6 Chronic Diseases That Can Be Cured By Yoga Asanas

As soon as you go to a doctor he will not start the treatment. The doctor would start treating the disease only after enquiring about the symptoms, patient’s age, other complications, lifestyle and strength of the body. Similarly, it is not right to make people who come to learn yoga sit in a crowd and learn yoga. Hence yoga asanas also differ for each individual.

Yoga asanas cannot be learned immediately. It has to be learned in steps only. It will not be effective if you do yoga for a long period for a couple of days and do not do at all for the next couple of days. Continuous practice is essential. Find out about important yoga asanas that can be cured for 6 chronic diseases that affect human life.

6 Chronic Diseases That Can Be Cured By Yoga Asanas

Pachimottanasana Cures Diabetes

Earlier diabetes was considered as the disease of the rich. Nowadays it afflicts even the small children.Yoga can provide an effective remedy for diabetes. Diabetes happens when pancreas present in the stomach does not function properly and hence less insulin is secreted. Pachimottanasana can make pancreas work actively and hence regulate insulin production. Practising Paschimottanasana, Dhanurasana,  Sarvangasana, and Halasana regularly can be very effective for diabetics.

Pranayama For Stress

Stress can be physical as well as mental. You should feel refreshed when you wake up from your bed in the morning. If you are feeling tired it means you are physically stressed. Nowadays stress due to lifestyle is more than the stress due to physical weakness. Pranayama and meditation are the remedies for this stress. This is because mind and breathing are closely related. If you notice your breathing is faster when you are angry and regular when you are normal. So if you can control your breathing to a normal rhythm, the mind also calms down and stress is controlled. You need concentration to do your work. If your mind is filled with various thoughts, your mind is stressed. But doctors can only describe medications that can put you to sleep without any thoughts bothering you. Regular practice of these breathing exercises can reduce unnecessary thoughts and you will experience the difference.
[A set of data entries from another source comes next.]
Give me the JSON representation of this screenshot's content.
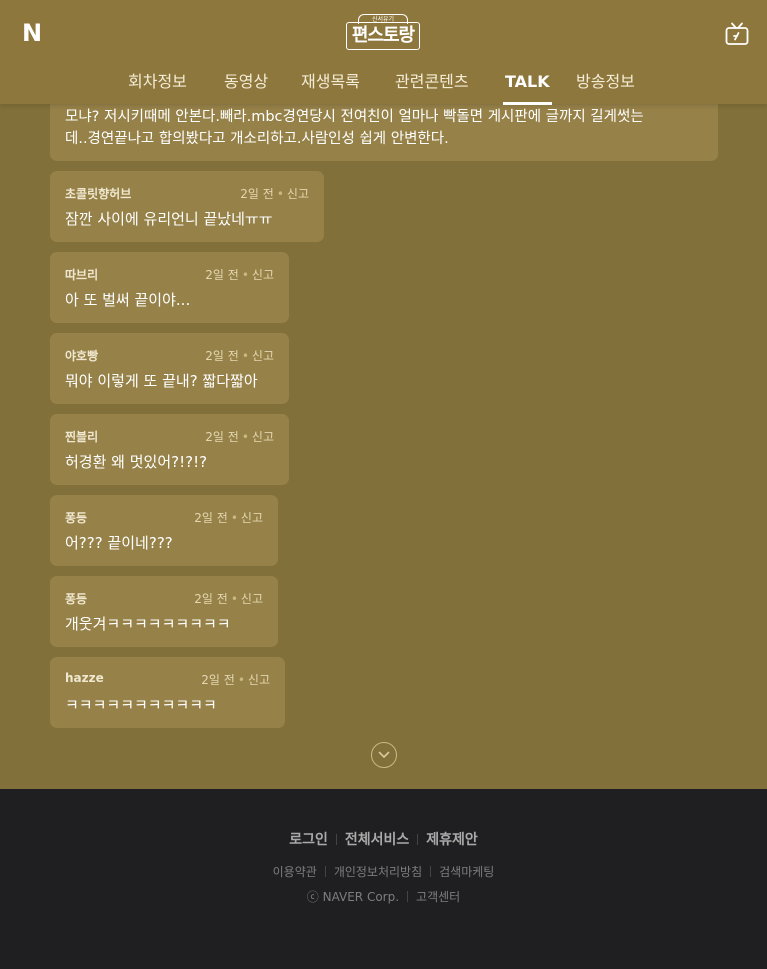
{
  "header": {
    "naver_logo": "N",
    "show_logo_sub": "신서유기",
    "show_logo_main": "편스토랑",
    "tv_icon": "tv-icon"
  },
  "nav": {
    "items": [
      "회차정보",
      "동영상",
      "재생목록",
      "관련콘텐츠",
      "TALK",
      "방송정보"
    ],
    "active": "TALK"
  },
  "comments": [
    {
      "text_line1": "모냐? 저시키때메 안본다.빼라.mbc경연당시 전여친이 얼마나 빡돌면 게시판에 글까지 길게썻는",
      "text_line2": "데..경연끝나고 합의봤다고 개소리하고.사람인성 쉽게 안변한다."
    },
    {
      "author": "초콜릿향허브",
      "time": "2일 전",
      "report": "신고",
      "text": "잠깐 사이에 유리언니 끝났네ㅠㅠ"
    },
    {
      "author": "따브리",
      "time": "2일 전",
      "report": "신고",
      "text": "아 또 벌써 끝이야..."
    },
    {
      "author": "야호빵",
      "time": "2일 전",
      "report": "신고",
      "text": "뭐야 이렇게 또 끝내? 짧다짧아"
    },
    {
      "author": "찐블리",
      "time": "2일 전",
      "report": "신고",
      "text": "허경환 왜 멋있어?!?!?"
    },
    {
      "author": "퐁등",
      "time": "2일 전",
      "report": "신고",
      "text": "어??? 끝이네???"
    },
    {
      "author": "퐁등",
      "time": "2일 전",
      "report": "신고",
      "text": "개웃겨ㅋㅋㅋㅋㅋㅋㅋㅋㅋ"
    },
    {
      "author": "hazze",
      "time": "2일 전",
      "report": "신고",
      "text": "ㅋㅋㅋㅋㅋㅋㅋㅋㅋㅋㅋ"
    }
  ],
  "more_button_icon": "chevron-down-icon",
  "footer": {
    "links_primary": [
      "로그인",
      "전체서비스",
      "제휴제안"
    ],
    "links_secondary": [
      "이용약관",
      "개인정보처리방침",
      "검색마케팅"
    ],
    "copyright": "ⓒ NAVER Corp.",
    "help": "고객센터"
  },
  "colors": {
    "header_bg": "#8e773c",
    "page_bg": "#82703a",
    "bubble_bg": "#968148",
    "footer_bg": "#1f1f21"
  }
}
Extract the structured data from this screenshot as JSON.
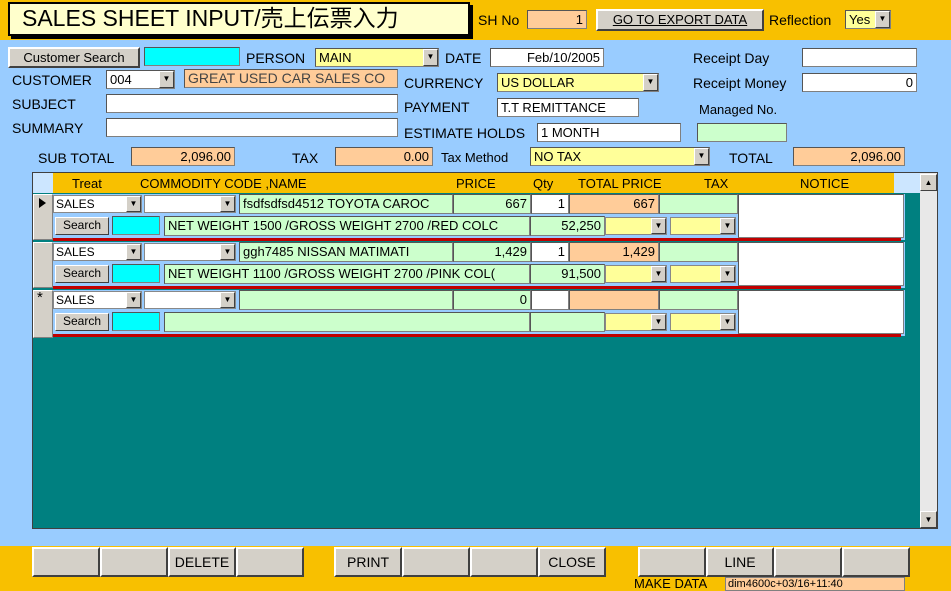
{
  "title": "SALES SHEET INPUT/売上伝票入力",
  "sh_no_label": "SH No",
  "sh_no": "1",
  "go_export": "GO TO EXPORT DATA",
  "reflection_label": "Reflection",
  "reflection": "Yes",
  "customer_search": "Customer Search",
  "person_label": "PERSON",
  "person": "MAIN",
  "date_label": "DATE",
  "date": "Feb/10/2005",
  "receipt_day_label": "Receipt Day",
  "customer_label": "CUSTOMER",
  "customer_code": "004",
  "customer_name": "GREAT USED CAR SALES CO",
  "currency_label": "CURRENCY",
  "currency": "US DOLLAR",
  "receipt_money_label": "Receipt Money",
  "receipt_money": "0",
  "subject_label": "SUBJECT",
  "payment_label": "PAYMENT",
  "payment": "T.T REMITTANCE",
  "managed_label": "Managed No.",
  "summary_label": "SUMMARY",
  "estimate_label": "ESTIMATE HOLDS",
  "estimate": "1 MONTH",
  "subtotal_label": "SUB TOTAL",
  "subtotal": "2,096.00",
  "tax_label": "TAX",
  "tax": "0.00",
  "tax_method_label": "Tax Method",
  "tax_method": "NO TAX",
  "total_label": "TOTAL",
  "total": "2,096.00",
  "grid_headers": {
    "treat": "Treat",
    "commodity": "COMMODITY CODE ,NAME",
    "price": "PRICE",
    "qty": "Qty",
    "total_price": "TOTAL PRICE",
    "tax": "TAX",
    "notice": "NOTICE"
  },
  "rows": [
    {
      "treat": "SALES",
      "name": "fsdfsdfsd4512 TOYOTA CAROC",
      "price": "667",
      "qty": "1",
      "total": "667",
      "search": "Search",
      "desc": "NET WEIGHT 1500 /GROSS WEIGHT 2700 /RED COLC",
      "amount": "52,250"
    },
    {
      "treat": "SALES",
      "name": "ggh7485 NISSAN MATIMATI",
      "price": "1,429",
      "qty": "1",
      "total": "1,429",
      "search": "Search",
      "desc": "NET WEIGHT 1100 /GROSS WEIGHT 2700 /PINK COL(",
      "amount": "91,500"
    },
    {
      "treat": "SALES",
      "name": "",
      "price": "0",
      "qty": "",
      "total": "",
      "search": "Search",
      "desc": "",
      "amount": ""
    }
  ],
  "new_row_marker": "*",
  "footer": {
    "b1": "",
    "b2": "",
    "delete": "DELETE",
    "b4": "",
    "print": "PRINT",
    "b6": "",
    "b7": "",
    "close": "CLOSE",
    "b9": "",
    "line": "LINE",
    "b11": "",
    "b12": ""
  },
  "make_data_label": "MAKE DATA",
  "make_data": "dim4600c+03/16+11:40"
}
Marjariasana For Back Pain

Working with computers, driving and watching television are the daily activities of our lifestyle which can cause back pain. The spinal cord (Medulla) which starts from the base of the brain and extends to the back is flexible in nature and ends at the lower back of the thoracic spine. Sometimes it becomes rigid and causes a back pain. Marjariasana reduces the stiffness of the back and stretches the spinal cord. There are also various exercises for relaxing the back muscles. But marjariasana improves your flexibility and stretches up your muscles from lower back to upper back.

Nadi Suddhi Controls Blood Pressure

Though there are other medical reasons for blood pressure, it normally occurs due to Psychological and environmental reasons. Doctors say while testing blood the test results is different when the person is standing and when the patient is lying down. If you test after some time the blood pressure would be different and not constant. Meditation, Pranayama and Nadi Suddhi can help to maintain the balance between the mind and the body and maintain blood pressure at a healthy level.

Sarvangasana For Heart

Researchers say that animals do not have heart problems. Since they walk on four legs their back is at the top and heart is at the bottom. But when we stand on two legs the blood rushes up with a lot of pressure against gravity. So the heart gets more stressed. Sarvangasana and Viparita Karani asanas the heart is at the bottom and back is at the top. This Sarvangasana helps to maintain the heart healthy.

Dhanurasana For Kidney

Diabetes and other various conditions can cause kidney problems. Along with reducing the amount of salt intake in the diet and drinking lots of water, practicing Salabhasana and Dhanurasana can prevent kidney problems.  Practising uddiyana, an exercise for the stomach for at least half an hour daily is also very effective.